DataLink’s guidance: 2021 interoperability rules for long-term sustainability
Download “New Perspectives in Value-Based Care & Interoperability Rules for 2021: Creating Long-term Sustainability, Building Strategies Post-pandemic and Leveraging Opportunities with New Government Leaders”
After struggling through 2020, the U.S. healthcare system now faces an uphill climb in 2021. Based on his record and past performance, President Joe Biden is likely to carry on federal efforts to remove interoperability roadblocks and put health data into patients’ hands.
While current federal rules require providers and payers to free patient data from behind their organizational walls for use with patient apps and broader data sharing, only 24% of providers and health plan executives surveyed view this as an opportunity and only 44% said their organizations are heading into 2021 with a solid interoperability plan in place. For providers and health IT vendors, one immediate change is the extension on exporting electronic health information — pushed to Dec. 31, 2023.

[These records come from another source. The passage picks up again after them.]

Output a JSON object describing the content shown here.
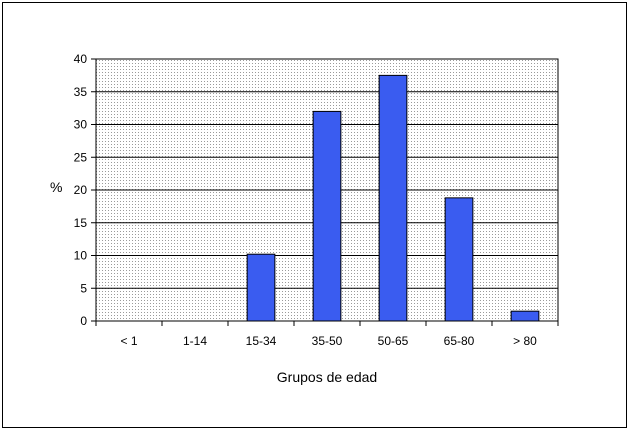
{
  "chart_data": {
    "type": "bar",
    "categories": [
      "< 1",
      "1-14",
      "15-34",
      "35-50",
      "50-65",
      "65-80",
      "> 80"
    ],
    "values": [
      0,
      0,
      10.2,
      32,
      37.5,
      18.8,
      1.5
    ],
    "xlabel": "Grupos de edad",
    "ylabel": "%",
    "ylim": [
      0,
      40
    ],
    "yticks": [
      0,
      5,
      10,
      15,
      20,
      25,
      30,
      35,
      40
    ],
    "grid": true,
    "colors": {
      "bar": "#3a5cf0",
      "bar_border": "#000000",
      "plot_background_dots": "#9a9a9a"
    }
  }
}
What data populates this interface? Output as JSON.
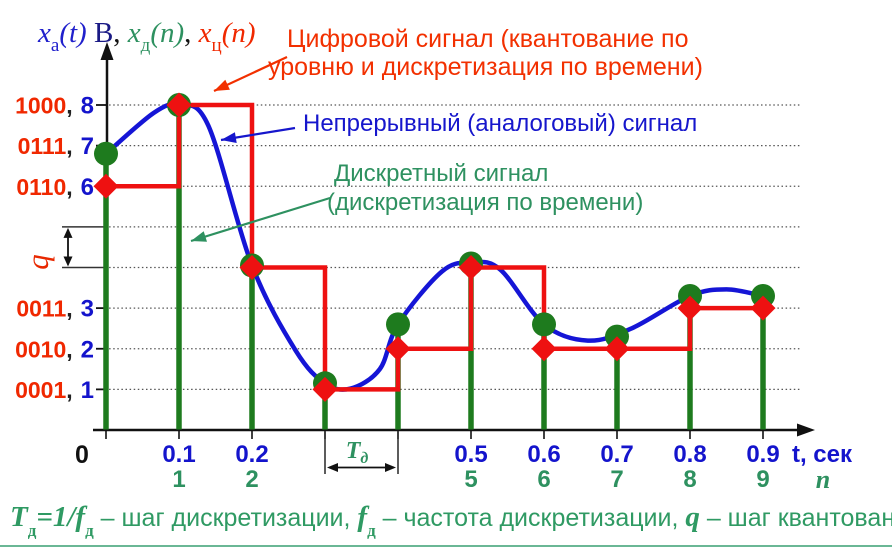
{
  "title_formula": {
    "xa_base": "x",
    "xa_sub": "а",
    "xa_tail": "(t)",
    "unit": " В",
    "comma1": ", ",
    "xd_base": "x",
    "xd_sub": "д",
    "xd_tail": "(n)",
    "comma2": ", ",
    "xc_base": "x",
    "xc_sub": "ц",
    "xc_tail": "(n)"
  },
  "annotations": {
    "digital_line1": "Цифровой сигнал (квантование по",
    "digital_line2": "уровню и дискретизация по времени)",
    "analog": "Непрерывный (аналоговый) сигнал",
    "discrete_line1": "Дискретный сигнал",
    "discrete_line2": "(дискретизация по времени)"
  },
  "footer_formula": {
    "t_base": "T",
    "t_sub": "д",
    "eq": "=1/",
    "f1_base": "f",
    "f1_sub": "д",
    "seg1": " – шаг дискретизации, ",
    "f2_base": "f",
    "f2_sub": "д",
    "seg2": " – ",
    "seg3": "частота дискретизации, ",
    "q": "q",
    "seg4": " – шаг квантования"
  },
  "chart_data": {
    "type": "line",
    "description": "Analog signal curve with time-sampled stem plot and level-quantized step plot",
    "x_time": [
      0,
      0.1,
      0.2,
      0.3,
      0.4,
      0.5,
      0.6,
      0.7,
      0.8,
      0.9
    ],
    "sample_n": [
      0,
      1,
      2,
      3,
      4,
      5,
      6,
      7,
      8,
      9
    ],
    "analog_values": [
      6.8,
      8.0,
      4.05,
      1.15,
      2.6,
      4.1,
      2.6,
      2.3,
      3.3,
      3.3
    ],
    "quantized_values": [
      6,
      8,
      4,
      1,
      2,
      4,
      2,
      2,
      3,
      3
    ],
    "curve_points": [
      [
        0,
        6.8
      ],
      [
        0.065,
        7.8
      ],
      [
        0.1,
        8.0
      ],
      [
        0.14,
        7.5
      ],
      [
        0.2,
        4.05
      ],
      [
        0.26,
        1.95
      ],
      [
        0.3,
        1.15
      ],
      [
        0.335,
        1.02
      ],
      [
        0.375,
        1.5
      ],
      [
        0.4,
        2.6
      ],
      [
        0.46,
        3.9
      ],
      [
        0.5,
        4.12
      ],
      [
        0.54,
        3.95
      ],
      [
        0.6,
        2.6
      ],
      [
        0.66,
        2.2
      ],
      [
        0.72,
        2.5
      ],
      [
        0.8,
        3.3
      ],
      [
        0.85,
        3.46
      ],
      [
        0.9,
        3.3
      ]
    ],
    "y_axis_labels": [
      {
        "code": "1000",
        "value": "8",
        "level": 8
      },
      {
        "code": "0111",
        "value": "7",
        "level": 7
      },
      {
        "code": "0110",
        "value": "6",
        "level": 6
      },
      {
        "code": "0011",
        "value": "3",
        "level": 3
      },
      {
        "code": "0010",
        "value": "2",
        "level": 2
      },
      {
        "code": "0001",
        "value": "1",
        "level": 1
      }
    ],
    "x_axis_ticks": [
      {
        "t": 0,
        "time_label": "",
        "n_label": ""
      },
      {
        "t": 0.1,
        "time_label": "0.1",
        "n_label": "1"
      },
      {
        "t": 0.2,
        "time_label": "0.2",
        "n_label": "2"
      },
      {
        "t": 0.3,
        "time_label": "",
        "n_label": ""
      },
      {
        "t": 0.4,
        "time_label": "",
        "n_label": ""
      },
      {
        "t": 0.5,
        "time_label": "0.5",
        "n_label": "5"
      },
      {
        "t": 0.6,
        "time_label": "0.6",
        "n_label": "6"
      },
      {
        "t": 0.7,
        "time_label": "0.7",
        "n_label": "7"
      },
      {
        "t": 0.8,
        "time_label": "0.8",
        "n_label": "8"
      },
      {
        "t": 0.9,
        "time_label": "0.9",
        "n_label": "9"
      }
    ],
    "origin_label": "0",
    "x_axis_title": "t, сек",
    "n_axis_title": "n",
    "q_label": "q",
    "td_label_base": "T",
    "td_label_sub": "д",
    "grid_levels": [
      1,
      2,
      3,
      4,
      5,
      6,
      7,
      8
    ],
    "ylim": [
      0,
      8.8
    ],
    "xlim": [
      0,
      0.97
    ],
    "legend_position": "arrow-annotations",
    "colors": {
      "analog_curve": "#1515d6",
      "digital_step": "#ee1111",
      "discrete_stem": "#1e7b1e",
      "text_red": "#f02800",
      "text_blue": "#1414cc",
      "text_green": "#2e9160",
      "axis": "#111111",
      "grid": "#555555"
    }
  }
}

DataLink urges stakeholders to view interoperability not simply as a compliance issue, but as an opportunity to create long-term sustainability and build strategies for growth post-pandemic in a way that will absorb future shocks. This means robust interoperability capabilities to meet the shift toward a more patient-centric, value-based healthcare system.
Interoperability in 2021
Organizations that embrace innovative interoperability approaches versus more traditional healthcare organizations will be better positioned to earn patient trust by integrating the data and providing innovative products and services. Those who fail to make this transition risk being left behind.
The Office of the National Coordinator for Health Information Technology — a resource to the entire health system to support the adoption of health information technology — has issued the Interim Final Rule with Comment Period:
- Extending the applicability date for the Information Blocking provisions
- Extending the compliance dates in the ONC Health IT Certification Program, including certain 2015 Edition health IT certification criteria and Conditions and Maintenance of Certification requirements
- Making changes to the Program by updating standards and clarifying regulatory text for specific certification criteria
- Making technical corrections and clarifications
The Centers for Medicare & Medicaid Services’ final rules call for payers to provide healthcare data to members using FHIR®-based application programming interfaces, as well as using a similar methodology to make provider directories available to patients.
The CMS rules require that CMS-regulated payers allow patients to easily access their claims and encounter information, including cost, as well as a defined subset of their clinical information through third-party app developers of their choice, as long as that data is being maintained by the payer organization.
Evoke360: optimizing quality and interoperability
Our Evoke360 value-based care enablement solution effectively empowers providers to identify open care gaps for proactive closure and provides payer-agnostic data to inform clinical, quality and risk adjustment programs for improvements in quality and risk adjustment scores and patient outcomes. This comprehensive solution is designed for payers, providers, managed service organizations, accountable care organizations, and provider groups that manage quality, risk adjustment, and care for patient populations.
We offer a robust Healthcare Effectiveness Data and Information Set engine that is National Committee for Quality Assurance-certified for all measures and refreshed annually for the most accurate data. The solution facilitates the transition to value-based care by meeting the need for a complete interoperable population health management solution that aligns the payer, provider and patient with one view.
Evoke360 is also meaningful-use certified and offers real-time data insights captured from disparate sources, allowing 360-degree visibility into the patient’s health status based on information from EHRs, health information exchanges, claims, labs, pharmacy, and hospital sources.
As a key to value-based care, our solution enables stakeholders to tap into meaningful data and technology applications to efficiently manage patient-centric care that results in improved outcomes and lower costs. Optimized interoperability enables healthcare organizations to leverage data, better manage their providers, improve performance, and deliver better patient care and outcomes.